The Taiwanese Nursing Students' Experience of Using a Creative-Bonding Intervention to Interact with Elders in Long-Term Care Facilities

Monday, 7 July 2008
Shiue Chen, PhD, RN , Nursing, National Tainan Institute of Nursing, Tainan, Taiwan
Sandra M. Walsh, RN, PhD , School of Nursing, Barry University, Miami Springs, FL

Learning Objective 1: 1)The learner will be able to describe the three Creative Bonding Intervention (CBI) activities.

Learning Objective 2: 2)The learner will be able to describe major themes of the study.

Aim. The study explored the feelings of Associate degree Taiwanese nursing students (n = 100) about their experiences after implementation of a Creative-Bonding Intervention (CBI) with elders in long-term care facilities.
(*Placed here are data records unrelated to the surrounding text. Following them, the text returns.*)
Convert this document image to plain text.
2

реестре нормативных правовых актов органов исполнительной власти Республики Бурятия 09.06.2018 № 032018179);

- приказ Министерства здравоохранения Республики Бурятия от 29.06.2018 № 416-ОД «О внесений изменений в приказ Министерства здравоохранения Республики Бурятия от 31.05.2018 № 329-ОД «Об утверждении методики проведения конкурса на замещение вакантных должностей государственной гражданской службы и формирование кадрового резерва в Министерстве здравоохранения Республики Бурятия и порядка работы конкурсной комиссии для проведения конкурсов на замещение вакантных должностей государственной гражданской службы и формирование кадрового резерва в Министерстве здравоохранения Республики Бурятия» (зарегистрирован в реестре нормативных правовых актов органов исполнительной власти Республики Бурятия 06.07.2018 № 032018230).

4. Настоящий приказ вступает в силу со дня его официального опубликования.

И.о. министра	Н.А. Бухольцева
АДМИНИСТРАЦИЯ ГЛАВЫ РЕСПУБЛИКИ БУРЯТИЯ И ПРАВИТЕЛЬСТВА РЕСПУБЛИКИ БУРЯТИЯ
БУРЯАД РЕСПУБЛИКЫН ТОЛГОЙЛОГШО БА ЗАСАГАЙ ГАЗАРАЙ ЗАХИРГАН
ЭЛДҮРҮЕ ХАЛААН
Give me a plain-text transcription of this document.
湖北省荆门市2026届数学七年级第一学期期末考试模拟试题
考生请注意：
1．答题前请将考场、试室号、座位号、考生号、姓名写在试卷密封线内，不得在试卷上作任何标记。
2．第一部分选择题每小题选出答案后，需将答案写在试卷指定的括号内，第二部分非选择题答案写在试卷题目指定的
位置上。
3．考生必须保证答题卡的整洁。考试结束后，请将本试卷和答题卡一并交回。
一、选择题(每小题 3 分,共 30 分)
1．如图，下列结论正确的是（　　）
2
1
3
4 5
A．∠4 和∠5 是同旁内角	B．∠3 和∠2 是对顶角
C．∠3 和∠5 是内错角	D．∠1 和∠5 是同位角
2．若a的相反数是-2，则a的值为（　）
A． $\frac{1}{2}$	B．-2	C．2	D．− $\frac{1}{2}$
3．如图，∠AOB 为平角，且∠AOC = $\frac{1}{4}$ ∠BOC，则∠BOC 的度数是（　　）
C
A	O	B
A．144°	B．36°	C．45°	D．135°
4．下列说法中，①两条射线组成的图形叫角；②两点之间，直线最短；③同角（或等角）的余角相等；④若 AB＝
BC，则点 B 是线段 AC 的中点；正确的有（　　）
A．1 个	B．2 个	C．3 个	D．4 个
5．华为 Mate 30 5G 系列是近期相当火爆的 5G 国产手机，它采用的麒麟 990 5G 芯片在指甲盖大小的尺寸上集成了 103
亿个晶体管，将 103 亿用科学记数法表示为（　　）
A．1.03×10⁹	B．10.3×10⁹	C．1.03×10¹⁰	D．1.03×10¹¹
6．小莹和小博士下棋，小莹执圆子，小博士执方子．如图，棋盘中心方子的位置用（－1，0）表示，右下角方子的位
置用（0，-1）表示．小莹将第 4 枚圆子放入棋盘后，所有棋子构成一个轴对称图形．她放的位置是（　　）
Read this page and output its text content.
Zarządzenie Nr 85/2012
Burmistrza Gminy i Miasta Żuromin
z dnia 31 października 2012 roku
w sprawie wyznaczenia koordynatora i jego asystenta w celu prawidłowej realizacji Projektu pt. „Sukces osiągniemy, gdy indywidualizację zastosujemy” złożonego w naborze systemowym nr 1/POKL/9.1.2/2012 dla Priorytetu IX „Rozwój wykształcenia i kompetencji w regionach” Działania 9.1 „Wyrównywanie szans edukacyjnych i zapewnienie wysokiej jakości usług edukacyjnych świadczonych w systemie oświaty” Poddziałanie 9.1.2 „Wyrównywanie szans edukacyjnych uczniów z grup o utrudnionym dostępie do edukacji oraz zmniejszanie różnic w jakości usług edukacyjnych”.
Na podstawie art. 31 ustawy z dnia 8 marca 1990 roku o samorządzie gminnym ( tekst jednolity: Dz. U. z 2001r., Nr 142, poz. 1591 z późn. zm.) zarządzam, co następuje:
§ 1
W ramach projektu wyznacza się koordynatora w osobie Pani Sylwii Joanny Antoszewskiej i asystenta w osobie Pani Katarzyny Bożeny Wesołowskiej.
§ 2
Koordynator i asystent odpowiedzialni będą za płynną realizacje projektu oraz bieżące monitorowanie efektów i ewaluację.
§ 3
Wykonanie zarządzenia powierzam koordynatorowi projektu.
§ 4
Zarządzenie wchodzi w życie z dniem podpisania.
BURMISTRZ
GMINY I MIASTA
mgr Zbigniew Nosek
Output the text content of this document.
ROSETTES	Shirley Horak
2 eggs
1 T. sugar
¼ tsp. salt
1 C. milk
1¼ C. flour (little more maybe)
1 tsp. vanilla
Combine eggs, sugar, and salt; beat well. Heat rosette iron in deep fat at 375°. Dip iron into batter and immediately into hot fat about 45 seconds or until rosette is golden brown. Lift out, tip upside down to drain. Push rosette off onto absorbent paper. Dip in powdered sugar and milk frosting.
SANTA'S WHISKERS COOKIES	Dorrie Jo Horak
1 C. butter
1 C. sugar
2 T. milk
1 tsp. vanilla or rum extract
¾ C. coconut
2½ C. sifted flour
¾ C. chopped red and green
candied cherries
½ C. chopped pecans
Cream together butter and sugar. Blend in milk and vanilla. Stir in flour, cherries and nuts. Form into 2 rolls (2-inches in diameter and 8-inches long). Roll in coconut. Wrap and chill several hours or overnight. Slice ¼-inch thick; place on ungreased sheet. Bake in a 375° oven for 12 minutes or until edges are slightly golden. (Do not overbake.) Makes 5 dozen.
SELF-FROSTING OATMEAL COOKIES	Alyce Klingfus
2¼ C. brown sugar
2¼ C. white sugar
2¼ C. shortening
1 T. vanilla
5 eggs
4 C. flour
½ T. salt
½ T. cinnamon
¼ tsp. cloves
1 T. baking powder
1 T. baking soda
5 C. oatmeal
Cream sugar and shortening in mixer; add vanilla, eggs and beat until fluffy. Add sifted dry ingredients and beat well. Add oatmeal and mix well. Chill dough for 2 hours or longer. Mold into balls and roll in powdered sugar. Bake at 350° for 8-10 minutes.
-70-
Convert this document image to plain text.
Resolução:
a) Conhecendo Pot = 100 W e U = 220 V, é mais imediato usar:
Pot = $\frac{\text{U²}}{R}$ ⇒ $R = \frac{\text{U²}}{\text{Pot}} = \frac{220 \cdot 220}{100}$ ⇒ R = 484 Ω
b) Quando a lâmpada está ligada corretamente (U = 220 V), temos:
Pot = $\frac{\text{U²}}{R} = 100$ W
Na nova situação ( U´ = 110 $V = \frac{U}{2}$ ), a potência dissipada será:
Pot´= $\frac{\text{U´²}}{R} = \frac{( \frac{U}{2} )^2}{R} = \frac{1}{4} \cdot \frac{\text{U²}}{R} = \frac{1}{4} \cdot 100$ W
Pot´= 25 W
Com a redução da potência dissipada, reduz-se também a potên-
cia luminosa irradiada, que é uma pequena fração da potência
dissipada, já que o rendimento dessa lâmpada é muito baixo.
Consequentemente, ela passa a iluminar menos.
Background. The aged population, including elders in Taiwan, is growing worldwide. There is an increased need for nurses willing to care for elders; yet few student nurses have interest in elder care. Nursing faculty have the opportunity to promote student nurses' interest in and attitudes about caring for elders following graduation. Reed's self-transcendence theory was the foundational framework for CBI art activities.

Methods. Students and elders participated in three CBI activities (self-portraits, monoprints, and ribbon gems) during six weekly student-elder interactions. Following the interactions, a content analysis was performed on students' responses to open-ended questions about student-elder interactions and the CBI.

Results. Major themes were: (1) Excitement about self-portraits, (2) positive bonding, and (3) intergenerational caring.

Implications for nursing. Students who are provided with creative ways to approach elders become enthusiastic and excited about student-elder interaction, express new interest in elders, and positive attitudes toward caring for elders in the future. Self-transcendence of both students and elders may be stimulated by creative art interventions.